In children, who may be particularly vulnerable to the consequence of GVHD itself and prolonged treatment with IS agents, the use of ECP is particularly appealing. The efficacy of ECP in controlling GVHD did not affect the preservation of graft-versus-leukemia effect; in fact, the low incidence of relapse of underlying disease was recorded by us and others 17, 18, 20, 28.

Many concerns has been raised related to the technical aspects of apheresis in the pediatric setting. In children with low body weight, the caregivers should carefully monitor patients for signs and symptoms of hypovolemia. In our experience, ECP was well tolerated, with few and mild adverse effects, the most frequent of which were mild hypotension, abdominal pain, and headache. Curiously, these symptoms were recorded more often during ECP compared with other apheretic procedures 19, 34. The majority of side effects were observed in the earliest period in which ECP was performed in our center. All these observations support the idea that there has been a learning process for the management of technical elements and side effects. In our experience, ECP was feasible even in 15 very young children with low body weight (<15 kg). Technically, we performed priming of the circuit with irradiated and leukodepleted red blood cells (regardless of baseline hemoglobin level). Some authors recently reported that saline infusion or albumin boluses may be an alternative priming approach in patients with body weight ranging from 19 to 39 kg [36]. However, it should be proven that this approach could be safely transferred to population weighting less than 15 kg. Currently used ECP techniques include the “off-line” and the “in-line” devices [19]. In our center, both techniques were used in different time periods with no difference in response rate observed. The number of WBC collected and MNC reinfused did not affect clinical outcome. Notably, all patients underwent the procedure with the bilumen central venous line already in place (Hickman-Broviac Bard Access Systems, Salt Lake City, UT, USA), which is different from the majority of reports, in which a larger central venous line (for instance, quinton) is placed. It would be interesting to extend our experience to determine if urokinase anticoagulation allows the proper flow rate of pre-existing central venous line. Further, because of the experience of the staff in completing the procedure, no patient required sedation.

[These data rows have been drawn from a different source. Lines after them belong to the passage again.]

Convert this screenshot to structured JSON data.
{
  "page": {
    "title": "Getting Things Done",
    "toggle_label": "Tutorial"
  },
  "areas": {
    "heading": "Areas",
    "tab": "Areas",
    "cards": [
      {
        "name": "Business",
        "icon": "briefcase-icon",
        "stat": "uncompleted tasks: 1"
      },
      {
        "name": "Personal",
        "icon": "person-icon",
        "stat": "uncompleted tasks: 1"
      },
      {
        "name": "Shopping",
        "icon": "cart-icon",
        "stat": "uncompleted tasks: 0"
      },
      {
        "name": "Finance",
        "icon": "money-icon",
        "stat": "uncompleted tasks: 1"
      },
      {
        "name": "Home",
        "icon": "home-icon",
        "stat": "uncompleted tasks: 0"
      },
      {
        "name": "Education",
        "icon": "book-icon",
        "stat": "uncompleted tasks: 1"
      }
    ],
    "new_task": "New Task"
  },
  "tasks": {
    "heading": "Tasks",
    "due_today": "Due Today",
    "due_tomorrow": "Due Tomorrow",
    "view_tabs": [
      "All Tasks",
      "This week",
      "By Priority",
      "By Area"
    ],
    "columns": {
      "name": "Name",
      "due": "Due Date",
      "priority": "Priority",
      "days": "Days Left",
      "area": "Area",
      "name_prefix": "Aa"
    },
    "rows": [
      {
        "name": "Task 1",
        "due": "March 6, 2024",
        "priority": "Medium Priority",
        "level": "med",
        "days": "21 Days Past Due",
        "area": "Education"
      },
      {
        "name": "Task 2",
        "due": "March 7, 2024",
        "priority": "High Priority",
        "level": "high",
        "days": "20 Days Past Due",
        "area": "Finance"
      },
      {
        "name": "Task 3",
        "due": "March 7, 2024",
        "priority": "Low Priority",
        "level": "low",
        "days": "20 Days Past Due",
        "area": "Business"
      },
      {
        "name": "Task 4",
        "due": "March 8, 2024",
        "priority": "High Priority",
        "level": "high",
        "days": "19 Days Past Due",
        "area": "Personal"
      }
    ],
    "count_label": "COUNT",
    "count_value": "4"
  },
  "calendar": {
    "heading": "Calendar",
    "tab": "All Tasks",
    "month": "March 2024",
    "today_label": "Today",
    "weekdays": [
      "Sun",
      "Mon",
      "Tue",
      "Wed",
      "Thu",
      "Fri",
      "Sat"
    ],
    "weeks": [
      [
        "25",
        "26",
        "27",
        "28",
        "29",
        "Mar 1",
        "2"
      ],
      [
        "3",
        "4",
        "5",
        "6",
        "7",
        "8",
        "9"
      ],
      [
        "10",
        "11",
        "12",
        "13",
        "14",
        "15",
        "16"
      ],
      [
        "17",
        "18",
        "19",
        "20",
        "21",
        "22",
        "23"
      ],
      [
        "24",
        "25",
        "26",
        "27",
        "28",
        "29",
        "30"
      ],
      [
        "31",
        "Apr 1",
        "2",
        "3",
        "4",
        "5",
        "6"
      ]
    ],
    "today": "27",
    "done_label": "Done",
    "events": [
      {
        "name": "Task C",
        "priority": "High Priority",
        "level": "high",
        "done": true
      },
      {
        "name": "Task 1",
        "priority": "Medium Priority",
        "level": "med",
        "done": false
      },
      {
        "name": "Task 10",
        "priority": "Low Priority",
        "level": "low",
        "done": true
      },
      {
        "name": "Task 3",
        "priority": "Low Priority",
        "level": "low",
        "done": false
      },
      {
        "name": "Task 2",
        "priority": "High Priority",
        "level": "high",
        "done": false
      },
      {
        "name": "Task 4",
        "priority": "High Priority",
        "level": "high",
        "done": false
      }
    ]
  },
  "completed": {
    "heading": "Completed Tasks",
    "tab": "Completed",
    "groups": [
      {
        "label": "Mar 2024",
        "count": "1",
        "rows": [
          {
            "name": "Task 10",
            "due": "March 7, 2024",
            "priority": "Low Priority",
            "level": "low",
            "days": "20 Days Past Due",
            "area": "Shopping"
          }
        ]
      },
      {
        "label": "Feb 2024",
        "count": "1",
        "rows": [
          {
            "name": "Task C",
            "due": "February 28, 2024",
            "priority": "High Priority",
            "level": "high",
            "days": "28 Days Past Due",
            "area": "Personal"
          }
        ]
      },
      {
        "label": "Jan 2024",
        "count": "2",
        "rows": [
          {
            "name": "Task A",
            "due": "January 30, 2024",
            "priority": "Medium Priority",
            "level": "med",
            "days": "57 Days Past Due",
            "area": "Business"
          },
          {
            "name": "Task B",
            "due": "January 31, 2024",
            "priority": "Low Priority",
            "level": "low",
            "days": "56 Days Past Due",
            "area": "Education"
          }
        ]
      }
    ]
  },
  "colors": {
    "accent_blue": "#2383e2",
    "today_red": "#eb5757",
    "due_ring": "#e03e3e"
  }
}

The CI of cGVHD in pediatric population ranged from 6% to 65% according to the source of stem cells (HLA-identical sibling cord blood versus matched unrelated donor peripheral blood) 37, 38, whereas in the AIEOP experience, the CI of cGVHD was reported to be 27% [39]. In our small series, the incidence of cGVHD was 32%. The majority of our children presented progressive cGVHD (26%) and few had quiescent cGVHD (5%). For this reason, it is hard to determine if patients previously treated with ECP for aGVHD could benefit from retreatment.

Our data are consistent with literature and the results encourage us in exploiting this promising approach for aGVHD. In conclusion, a standardized approach to ECP treatment is needed for pediatric patients. From this perspective, sharing single-center experience is of great value in building experience; however, it is time to propose randomized prospective trials.